The sanctions come as US energy output continues to surge. US natural gas production has been rising more quickly than consumption since 2005, positioning the country to become a net exporter of energy next year, according to the Department of Energy.
Until last year, the only means for exporting gas were pipeline links to Mexico and Canada and a few ships leaving Alaska.
But last year, Cheniere Energy began shipments from a natural gas liquefaction plant in the southern state of Louisiana. Since that time, about 13 percent of the shipments have gone to Europe.
Four other projects are underway in Texas and in Maryland along the East Coast, making the US the global leader in this type of construction, according to a report by Energy Ventures.
- European exports rise -
Markets are steering US gas exports away from where they were initially expected to go, analysts say.
"Initially a lot of the US natural gas that could be shipped overseas on tankers was to have been directed to Asia" because of high prices in Asia, said Stewart Glickman, an analyst at CFRA Research.
"That gap has really closed significantly."
More US gas of late has started to migrate to Europe where there are lower transit costs.
"US exports have largely been going to the Mediterranean region for Europe and they are now starting increasingly to the North region and to the Baltic," said analyst Ira Joseph, head of gas and power for S&P Global Platts.
During an visit in June to Poland, Trump toasted the first shipment of US natural gas to the Eastern European country.
"I think this is a big change for the market," Joseph said. "That is where you are going to see more direct competition."
Bernstein Research analyst Clint Oswald said in an email to AFP, "Gazprom will not allow aggressive market share loss, but are clearly pushing eastwards as they are cognizant of the threats."

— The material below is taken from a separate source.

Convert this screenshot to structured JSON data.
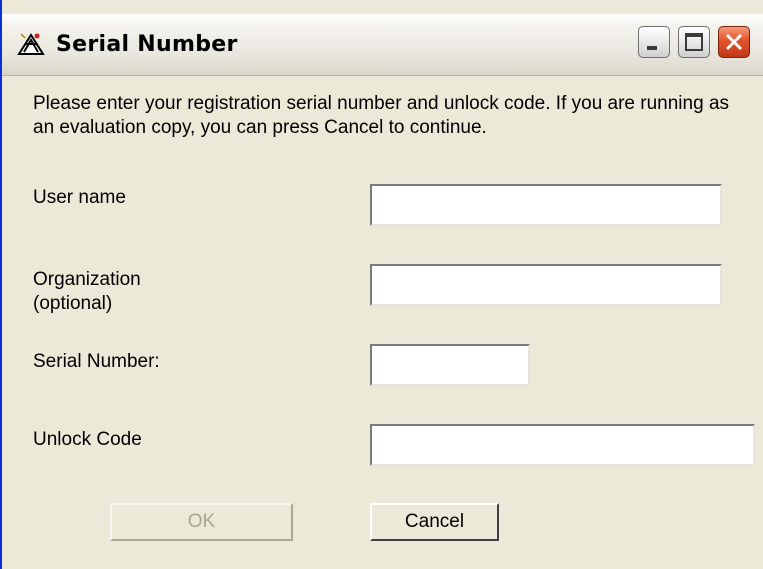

Gazprom typically signs long-term contracts, limiting the year-to-year fluctuations in Russia's market share.
Michael Schaal of consultancy Energy Ventures Analysis said the emergence of the US as an exporter gives European countries "a credible alternative to Russian gas," which means they "will have better control over pricing."
US gas broadens a competitive landscape that also includes Norway, Qatar and Algeria.
But Joseph said he expects US gas to first replace supplies from Britain and Holland now in decline and, eventually, Norway.